Clearly capable of playing the heavyweight anchorman, why did he choose to present lightweight game shows for much of his career?  Although he gave off the impression of a superficial character at times, politicians loved being interviewed by Frost because of his undoubted charm and enthusiasm, a beguiling quality that put people at ease.  Not a Day or a Paxman, but he had his own unique style of extracting more information in political interviews. It was subtle but the underlying intelligence and integrity were there for all to see.

There was also unquestionably an ego to be fed, though Frost always yearned for the respect of his contemporaries, and there was no better way to achieve a place in history than by interviewing Richard Milhous Nixon, arguably the greatest intellect ever to reside in the White House, but also a highly flawed individual, many of whose decisions, in conjunction with his Secretary of State Henry Kissinger, had major implications for world politics.  Nixon was ultimately responsible both for the bombing of Cambodia, the evacuation from Vietnam, the funding of Pinochet’s coup against Allende’s government in Chile, yet also the defrosting (no pun intended) of American relations with China, all of which were covered to greater or lesser degrees in the Frost-Nixon interviews.
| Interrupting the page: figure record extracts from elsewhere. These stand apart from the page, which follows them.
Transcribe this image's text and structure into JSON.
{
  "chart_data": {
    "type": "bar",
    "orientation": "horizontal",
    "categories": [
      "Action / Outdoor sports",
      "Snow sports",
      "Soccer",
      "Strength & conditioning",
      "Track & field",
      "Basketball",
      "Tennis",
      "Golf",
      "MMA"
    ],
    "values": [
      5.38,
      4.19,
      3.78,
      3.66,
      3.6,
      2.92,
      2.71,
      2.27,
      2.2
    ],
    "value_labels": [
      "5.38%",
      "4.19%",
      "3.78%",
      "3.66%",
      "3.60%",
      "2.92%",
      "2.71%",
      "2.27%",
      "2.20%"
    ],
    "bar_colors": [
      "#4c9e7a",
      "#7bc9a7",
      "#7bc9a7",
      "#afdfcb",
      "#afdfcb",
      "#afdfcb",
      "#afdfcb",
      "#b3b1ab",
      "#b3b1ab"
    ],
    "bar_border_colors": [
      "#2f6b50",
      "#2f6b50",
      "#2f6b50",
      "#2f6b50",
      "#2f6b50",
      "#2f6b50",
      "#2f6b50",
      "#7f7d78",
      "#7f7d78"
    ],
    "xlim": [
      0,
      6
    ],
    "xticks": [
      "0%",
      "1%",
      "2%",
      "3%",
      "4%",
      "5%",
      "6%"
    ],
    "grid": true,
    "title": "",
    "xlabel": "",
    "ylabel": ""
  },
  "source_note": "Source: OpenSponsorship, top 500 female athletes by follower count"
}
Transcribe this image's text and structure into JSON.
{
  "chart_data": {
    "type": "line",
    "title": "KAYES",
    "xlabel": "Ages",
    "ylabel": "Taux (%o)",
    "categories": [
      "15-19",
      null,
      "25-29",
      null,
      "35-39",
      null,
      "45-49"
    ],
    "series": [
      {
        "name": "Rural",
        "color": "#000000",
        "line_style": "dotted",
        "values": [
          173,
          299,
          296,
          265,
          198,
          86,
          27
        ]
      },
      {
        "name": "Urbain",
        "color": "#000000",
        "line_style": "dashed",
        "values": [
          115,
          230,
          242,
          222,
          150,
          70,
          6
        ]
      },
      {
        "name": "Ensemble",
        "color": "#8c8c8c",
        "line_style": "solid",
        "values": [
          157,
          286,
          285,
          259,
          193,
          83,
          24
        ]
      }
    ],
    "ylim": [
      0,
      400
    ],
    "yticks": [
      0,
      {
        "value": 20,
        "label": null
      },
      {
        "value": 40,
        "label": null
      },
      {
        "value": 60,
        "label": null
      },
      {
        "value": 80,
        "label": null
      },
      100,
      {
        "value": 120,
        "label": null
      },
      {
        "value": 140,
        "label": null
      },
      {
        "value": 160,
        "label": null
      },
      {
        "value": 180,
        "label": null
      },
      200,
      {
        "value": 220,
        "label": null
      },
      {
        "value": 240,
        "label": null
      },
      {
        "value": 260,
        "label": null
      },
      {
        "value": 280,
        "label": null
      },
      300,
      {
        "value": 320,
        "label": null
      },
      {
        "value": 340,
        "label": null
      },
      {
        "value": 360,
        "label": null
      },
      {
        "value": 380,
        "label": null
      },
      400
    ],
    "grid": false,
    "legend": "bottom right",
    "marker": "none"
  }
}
But it was the Watergate scandal that caused the downfall of Nixon, his impeachment, resignation and subsequent pardon by successor Gerald Ford.  The movie plays a game of cat and mouse around the issue from first to last.  A revelation is what Frost and producer (and later BBC Director General) John Birt were seeking, but when Frost goes in all guns blazing (contrary to the protocol agreed with Nixon’s minders, he is comprehensively outmanoeuvred by the wily old dog and retreats into safe territory, while his support team urges him to find a tactical way to get inside Nixon’s defences and deliver a telling blow. The knack is to identify what question to answer when and how, so the pair circle one another like boxers looking for an opening.  Watergate is the proverbial elephant in the room, the ultimate prize but the one place Nixon does not want to go.

Right up to and including the moment Frost finally lands the telling metaphorical blow on the Nixon chin, that chilling moment when the truth of Nixon’s confession before many millions of TV viewer, this encounter is spellbinding, utterly compelling.  Every nuance, every twitch and turn, every gesture is calculated, taut and precise.  The body language, eye contacts, vocal inflections combine to a masterclass of cinematic communication.

Credit to Sheen and especially Langella for making it so – and the latter fully deserved the Best Actor Oscar for which he was nominated through the best unspoken acting with the face in living memory.  It is as if the demons haunting Nixon appear before his eyes to torture him.  Langella looks nothing like Nixon but the character is so totally under his skin you cannot imagine that he is anyone but the man, suddenly weary and carrying the burden of the death of the American dream on his shoulders.  Suddenly Frost is merely the support act, Nixon fills the entire room in his distress.  It is a stupendous performance, an astonishing moment in cinematic history, portraying a moment in real life history.

The epilogue, the final meeting between the pair, is a final reminder that for all the momentous revelations, Frost never really “got” Nixon: his gift of a pair of Italian loafers, which Frost had seen Nixon perusing with a look of what he takes for admiration, is actually loathing for Frost and all he represents.

If ever you wanted to know about the truth behind the facts and the people, this is one movie you must see.  There is at least one scene that allegedly did not happen, a mistaken late night call in which Nixon hints that he wants to tell all and just needs to be prompted, but on this case I can forgive a certain amount of weaving fact and fiction.  The effect is to galvanise the viewer into the psychology of two immense egos.  Brilliant!